I'll second the Thomson advice for quality and ease of use. Wait until February and buy the new Thomson Masterpiece. It should be released by then (some riding buddies are testing it now). It'll be close to Alien Carbon weight (under 150 grams).
|They DO Make a Difference...||jromack|
Dec 23, 2002 7:14 AM
|but very difficult to quantify. One of these days, I'm going to instrument a bike with accelerometers and a data logger and get some numbers.
In the arena of vibration analysis, there is a thing known as the "Q" factor which relates to how much "buzz" is transmitted through a material.
Things like steel and brass "ring" pretty good, hence their use in musical instruments.
Carbon does have better damping characteristics and a lower "Q" than aluminum, but not by a whole lot, so using a carbon seatpost will make a very minor difference.
There is also the area of reduced natural resonance, but since the post is loading axially and not exposed to much beam deflection, there is minimal improvement by going to carbon.
When I designed vibration fixtures, my material of choice was magnesium.
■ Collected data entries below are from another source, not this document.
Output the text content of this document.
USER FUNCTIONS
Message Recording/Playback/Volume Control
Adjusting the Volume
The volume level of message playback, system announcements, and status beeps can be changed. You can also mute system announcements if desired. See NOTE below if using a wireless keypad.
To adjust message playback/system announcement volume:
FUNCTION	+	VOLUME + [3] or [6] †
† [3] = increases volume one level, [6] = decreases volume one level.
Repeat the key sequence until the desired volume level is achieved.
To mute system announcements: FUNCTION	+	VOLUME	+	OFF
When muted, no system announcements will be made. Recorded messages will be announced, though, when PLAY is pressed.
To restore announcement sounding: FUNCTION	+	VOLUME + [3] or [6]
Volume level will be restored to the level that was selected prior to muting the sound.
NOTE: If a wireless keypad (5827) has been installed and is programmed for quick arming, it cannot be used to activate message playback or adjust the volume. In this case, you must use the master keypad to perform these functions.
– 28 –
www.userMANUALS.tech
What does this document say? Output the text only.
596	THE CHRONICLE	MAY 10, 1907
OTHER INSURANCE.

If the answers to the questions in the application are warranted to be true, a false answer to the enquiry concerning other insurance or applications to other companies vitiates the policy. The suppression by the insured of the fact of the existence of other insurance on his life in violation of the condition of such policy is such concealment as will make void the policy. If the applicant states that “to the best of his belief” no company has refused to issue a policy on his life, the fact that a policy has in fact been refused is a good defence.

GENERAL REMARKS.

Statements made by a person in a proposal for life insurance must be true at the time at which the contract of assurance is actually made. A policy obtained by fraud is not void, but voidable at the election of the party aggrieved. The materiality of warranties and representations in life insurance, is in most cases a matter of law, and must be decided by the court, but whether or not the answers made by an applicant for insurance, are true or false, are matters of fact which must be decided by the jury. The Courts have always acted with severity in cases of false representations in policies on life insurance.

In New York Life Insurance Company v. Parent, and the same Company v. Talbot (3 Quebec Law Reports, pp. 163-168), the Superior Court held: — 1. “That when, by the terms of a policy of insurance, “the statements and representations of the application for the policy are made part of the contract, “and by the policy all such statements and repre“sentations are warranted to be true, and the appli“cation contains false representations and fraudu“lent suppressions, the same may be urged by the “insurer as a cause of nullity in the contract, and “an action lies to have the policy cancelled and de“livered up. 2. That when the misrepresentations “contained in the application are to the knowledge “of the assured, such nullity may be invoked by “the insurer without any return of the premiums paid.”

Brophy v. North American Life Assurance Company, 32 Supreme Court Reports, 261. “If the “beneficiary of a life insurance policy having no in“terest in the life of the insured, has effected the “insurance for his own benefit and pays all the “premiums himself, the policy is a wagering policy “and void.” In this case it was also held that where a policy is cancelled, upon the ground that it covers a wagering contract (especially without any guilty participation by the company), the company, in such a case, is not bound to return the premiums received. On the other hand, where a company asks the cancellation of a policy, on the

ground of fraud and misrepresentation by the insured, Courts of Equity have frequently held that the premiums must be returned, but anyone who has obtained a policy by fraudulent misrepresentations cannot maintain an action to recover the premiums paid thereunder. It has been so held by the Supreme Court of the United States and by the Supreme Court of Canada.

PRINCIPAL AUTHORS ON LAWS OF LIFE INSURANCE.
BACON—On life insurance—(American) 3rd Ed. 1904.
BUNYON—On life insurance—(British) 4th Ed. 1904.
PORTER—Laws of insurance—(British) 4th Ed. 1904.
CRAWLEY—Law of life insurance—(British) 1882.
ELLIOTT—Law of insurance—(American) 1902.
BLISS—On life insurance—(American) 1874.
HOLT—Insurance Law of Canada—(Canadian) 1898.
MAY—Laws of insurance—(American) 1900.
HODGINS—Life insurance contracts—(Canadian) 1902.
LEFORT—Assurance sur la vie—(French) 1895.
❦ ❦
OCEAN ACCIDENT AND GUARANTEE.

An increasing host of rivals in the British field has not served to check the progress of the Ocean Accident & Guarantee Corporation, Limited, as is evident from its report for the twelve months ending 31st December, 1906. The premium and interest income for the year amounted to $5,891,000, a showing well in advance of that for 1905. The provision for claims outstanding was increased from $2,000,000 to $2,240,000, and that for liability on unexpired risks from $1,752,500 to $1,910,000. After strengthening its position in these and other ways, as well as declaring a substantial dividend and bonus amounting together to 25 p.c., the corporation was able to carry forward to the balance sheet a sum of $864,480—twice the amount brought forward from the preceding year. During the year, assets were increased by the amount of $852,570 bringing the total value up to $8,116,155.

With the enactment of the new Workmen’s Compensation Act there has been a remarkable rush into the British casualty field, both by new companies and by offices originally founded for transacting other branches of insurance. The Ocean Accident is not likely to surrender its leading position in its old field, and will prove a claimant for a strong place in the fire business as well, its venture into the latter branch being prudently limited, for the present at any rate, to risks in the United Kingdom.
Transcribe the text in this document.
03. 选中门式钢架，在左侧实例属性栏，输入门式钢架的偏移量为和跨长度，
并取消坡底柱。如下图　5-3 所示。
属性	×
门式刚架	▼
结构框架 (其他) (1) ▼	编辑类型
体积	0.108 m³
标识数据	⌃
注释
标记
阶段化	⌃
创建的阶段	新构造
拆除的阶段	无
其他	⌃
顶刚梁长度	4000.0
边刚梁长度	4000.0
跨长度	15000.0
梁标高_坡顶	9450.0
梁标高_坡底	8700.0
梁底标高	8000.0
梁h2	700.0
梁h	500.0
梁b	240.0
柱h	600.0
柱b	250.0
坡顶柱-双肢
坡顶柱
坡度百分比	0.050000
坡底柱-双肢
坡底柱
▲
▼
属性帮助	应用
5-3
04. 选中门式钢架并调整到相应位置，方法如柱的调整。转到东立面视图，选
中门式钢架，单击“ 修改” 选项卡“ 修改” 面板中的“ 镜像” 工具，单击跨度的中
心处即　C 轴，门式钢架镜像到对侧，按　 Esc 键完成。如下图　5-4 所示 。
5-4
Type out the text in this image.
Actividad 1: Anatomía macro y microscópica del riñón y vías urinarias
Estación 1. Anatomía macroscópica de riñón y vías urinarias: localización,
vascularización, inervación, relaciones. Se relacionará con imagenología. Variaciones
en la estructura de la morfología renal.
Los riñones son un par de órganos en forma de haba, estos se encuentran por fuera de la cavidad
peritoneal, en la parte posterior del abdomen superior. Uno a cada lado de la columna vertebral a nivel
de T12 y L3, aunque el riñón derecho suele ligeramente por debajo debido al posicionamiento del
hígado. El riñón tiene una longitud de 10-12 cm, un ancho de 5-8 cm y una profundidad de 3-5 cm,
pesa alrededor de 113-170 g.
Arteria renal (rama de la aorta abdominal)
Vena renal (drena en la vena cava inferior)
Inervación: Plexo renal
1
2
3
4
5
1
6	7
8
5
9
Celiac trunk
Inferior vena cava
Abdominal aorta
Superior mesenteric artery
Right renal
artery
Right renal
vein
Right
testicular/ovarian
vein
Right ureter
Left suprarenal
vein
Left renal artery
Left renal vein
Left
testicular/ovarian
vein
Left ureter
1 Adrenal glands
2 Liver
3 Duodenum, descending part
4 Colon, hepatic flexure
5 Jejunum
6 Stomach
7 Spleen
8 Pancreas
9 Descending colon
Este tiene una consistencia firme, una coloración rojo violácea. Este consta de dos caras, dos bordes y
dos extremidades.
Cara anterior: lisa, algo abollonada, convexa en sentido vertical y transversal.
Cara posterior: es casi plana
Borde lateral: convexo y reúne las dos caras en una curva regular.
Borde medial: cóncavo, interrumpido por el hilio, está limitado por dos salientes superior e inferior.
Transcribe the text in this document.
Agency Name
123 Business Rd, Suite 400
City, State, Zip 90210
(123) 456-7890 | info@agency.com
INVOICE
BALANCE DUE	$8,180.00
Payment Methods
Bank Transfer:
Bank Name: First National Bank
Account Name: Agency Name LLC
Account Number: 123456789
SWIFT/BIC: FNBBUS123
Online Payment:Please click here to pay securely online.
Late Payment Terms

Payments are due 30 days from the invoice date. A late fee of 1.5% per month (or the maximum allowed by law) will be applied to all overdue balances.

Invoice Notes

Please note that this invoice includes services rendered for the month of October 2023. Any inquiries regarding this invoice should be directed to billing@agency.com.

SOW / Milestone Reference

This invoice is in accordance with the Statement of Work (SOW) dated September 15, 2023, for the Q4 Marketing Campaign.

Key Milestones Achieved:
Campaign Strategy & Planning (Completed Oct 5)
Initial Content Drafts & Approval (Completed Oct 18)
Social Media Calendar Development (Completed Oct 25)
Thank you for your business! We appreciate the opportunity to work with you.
This is a magic material for reducing vibration. Unfortunately, it is not a very durable material, both in fatigue strength and exposure to the environment.
Hence, the best seatpost right now is the Dead Elementi Blackstick with the magnesium head. But for $150, the cost doesn't justify the benefits.
One way to reduce vibration is to fill the hollow part of the seatpost with a vibration dampening material. Specialized has one post like this. Once again it's a trade-off of added weight to benefit gained.
Finally, the biggest absorber of vibration between the road and your butt is the seat itself. It is orders of magnitude higher than what is gained by adding a carbon post.
|and what happened to tires?||cyclopathic|
Dec 23, 2002 7:26 AM
|tires with fine casting (250TPI+), larger volume and lower pressure make more diff then carbon post or seatstays, IMHO|
|and what happened to tires?||jromack|
Dec 23, 2002 3:11 PM
|I was focusing on the seatpost and seat only.
You can definitely play with tire types and air pressure and make a big change in ride quality.
Dec 23, 2002 7:53 AM
|When I swapped out my old AL seatpost for a campy ti seatpost all I got was a slightly brighter and more shiney seatpost. But when I went carbon things got very dark. Black even.
Actually, I really like the range of adjustment I got when I bought my Look ergopost, but I was looking for more setback than you seem to need. Ride quality? Same as before. Same as it ever was.
|re: Carbon seatposts||dickruthlynn|
Dec 23, 2002 9:05 AM
|Specialized sells one called "PAVE", $99, carbon, AND it is a "suspension" type. It has an elastimer(?) built in.|
|I have a Look post||pmf1|
Dec 23, 2002 9:57 AM
|Frankly, I can tell no difference between it, a Dura Ace or an American Classic (both aluminium posts). Carbon posts look cool and the Look does have a lot of fore and aft adjustment. It is a bit on the short side though. Since I don't need lots of adjustment, my conclusion was that the Look post (and any other carbon post) isn't worth it performance wise.
But if you like the looks and have the money to spend, why not? There are worse biking do-dads to blow money on
|All show, no go ... sort of||jtolleson|
Dec 23, 2002 12:09 PM
|but not sorry I bought one. They look great.
I switched from an al American Classic about 3000 miles ago and can honestly say I can tell no difference. Those really having "road buzz" issue in the rear need to evaluate their tires and saddle (and saddle rail) choices long before they worry about their seatpost.